Keywords: Mortality - Sex differences;Life expectancy;Vital statistics
Issue Date: 2015
Publisher: The Lancet
Abstract: Background Up-to-date evidence on levels and trends for age-sex-specific all-cause and cause-specific mortality is essential for the formation of global, regional, and national health policies. In the Global Burden of Disease Study 2013 (GBD 2013) we estimated yearly deaths for 188 countries between 1990, and 2013. We used the results to assess whether there is epidemiological convergence across countries. Methods We estimated age-sex-specific all-cause mortality using the GBD 2010 methods with some refinements to improve accuracy applied to an updated database of vital registration, survey, and census data. We generally estimated cause of death as in the GBD 2010. Key improvements included the addition of more recent vital registration data for 72 countries, an updated verbal autopsy literature review, two new and detailed data systems for China, and more detail for Mexico, UK, Turkey, and Russia. We improved statistical models for garbage code redistribution. We used six different modelling strategies across the 240 causes; cause of death ensemble modelling (CODEm) was the dominant strategy for causes with sufficient information. Trends for Alzheimer’s disease and other dementias were informed by meta-regression of prevalence studies.
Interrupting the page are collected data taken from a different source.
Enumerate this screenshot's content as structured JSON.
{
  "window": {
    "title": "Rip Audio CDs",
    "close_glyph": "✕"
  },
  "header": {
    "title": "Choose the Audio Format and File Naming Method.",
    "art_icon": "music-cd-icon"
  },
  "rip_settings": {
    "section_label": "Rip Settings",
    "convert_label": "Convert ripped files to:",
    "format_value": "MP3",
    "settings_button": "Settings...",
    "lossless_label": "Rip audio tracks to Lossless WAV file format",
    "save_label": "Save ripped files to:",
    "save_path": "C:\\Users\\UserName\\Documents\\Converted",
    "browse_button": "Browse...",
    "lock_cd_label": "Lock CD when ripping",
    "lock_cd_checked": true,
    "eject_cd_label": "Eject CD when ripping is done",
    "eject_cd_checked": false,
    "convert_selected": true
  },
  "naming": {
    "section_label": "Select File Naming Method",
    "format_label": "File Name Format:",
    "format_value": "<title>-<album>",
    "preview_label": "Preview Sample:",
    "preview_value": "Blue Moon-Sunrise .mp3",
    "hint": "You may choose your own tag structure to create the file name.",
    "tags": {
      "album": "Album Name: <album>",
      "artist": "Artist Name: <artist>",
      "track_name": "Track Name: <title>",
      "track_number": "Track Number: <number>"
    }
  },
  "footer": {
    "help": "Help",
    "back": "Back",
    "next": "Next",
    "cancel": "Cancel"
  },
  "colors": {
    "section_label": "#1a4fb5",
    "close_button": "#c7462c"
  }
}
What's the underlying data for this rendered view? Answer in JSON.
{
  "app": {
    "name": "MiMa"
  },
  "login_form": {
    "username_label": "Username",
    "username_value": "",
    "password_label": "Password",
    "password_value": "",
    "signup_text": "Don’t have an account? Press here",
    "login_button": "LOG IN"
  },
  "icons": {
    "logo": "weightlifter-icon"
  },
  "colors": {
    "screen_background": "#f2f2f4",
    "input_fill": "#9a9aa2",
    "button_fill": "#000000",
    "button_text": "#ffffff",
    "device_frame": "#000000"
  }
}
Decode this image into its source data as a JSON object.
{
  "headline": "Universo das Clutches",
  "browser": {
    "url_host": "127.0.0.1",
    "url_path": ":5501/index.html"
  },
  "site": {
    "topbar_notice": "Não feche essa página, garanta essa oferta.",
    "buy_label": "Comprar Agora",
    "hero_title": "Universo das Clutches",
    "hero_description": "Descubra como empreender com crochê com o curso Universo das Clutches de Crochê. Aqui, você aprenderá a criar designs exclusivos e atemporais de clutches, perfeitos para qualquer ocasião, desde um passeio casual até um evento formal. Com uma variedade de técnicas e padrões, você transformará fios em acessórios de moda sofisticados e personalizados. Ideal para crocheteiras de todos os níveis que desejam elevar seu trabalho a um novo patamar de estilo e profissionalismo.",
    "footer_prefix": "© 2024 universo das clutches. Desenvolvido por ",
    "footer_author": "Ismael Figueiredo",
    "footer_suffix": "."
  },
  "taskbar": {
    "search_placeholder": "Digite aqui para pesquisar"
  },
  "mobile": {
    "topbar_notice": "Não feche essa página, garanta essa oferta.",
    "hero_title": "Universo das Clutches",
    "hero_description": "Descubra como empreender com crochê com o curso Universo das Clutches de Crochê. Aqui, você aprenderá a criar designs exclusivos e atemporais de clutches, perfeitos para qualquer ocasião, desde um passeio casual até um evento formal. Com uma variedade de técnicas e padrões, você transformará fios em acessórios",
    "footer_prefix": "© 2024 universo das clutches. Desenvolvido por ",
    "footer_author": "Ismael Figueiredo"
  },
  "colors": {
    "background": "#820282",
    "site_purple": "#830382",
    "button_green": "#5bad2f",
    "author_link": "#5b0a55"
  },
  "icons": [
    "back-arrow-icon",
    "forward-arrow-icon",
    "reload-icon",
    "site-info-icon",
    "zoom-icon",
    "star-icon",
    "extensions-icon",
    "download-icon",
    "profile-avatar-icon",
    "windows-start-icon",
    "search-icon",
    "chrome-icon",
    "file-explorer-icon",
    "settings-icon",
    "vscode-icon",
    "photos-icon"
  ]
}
For pathogen-specific causes of diarrhoea and lower respiratory infections we used a counterfactual approach. We computed two measures of convergence (inequality) across countries: the average relative difference across all pairs of countries (Gini coefficient) and the average absolute difference across countries. To summarise broad findings, we used multiple decrement life-tables to decompose probabilities of death from birth to exact age 15 years, from exact age 15 years to exact age 50 years, and from exact age 50 years to exact age 75 years, and life expectancy at birth into major causes. For all quantities reported, we computed 95% uncertainty intervals (UIs). We constrained cause-specific fraction's within each age-sex-country-year group to sum to all-cause mortality based on draws from the uncertainty distributions.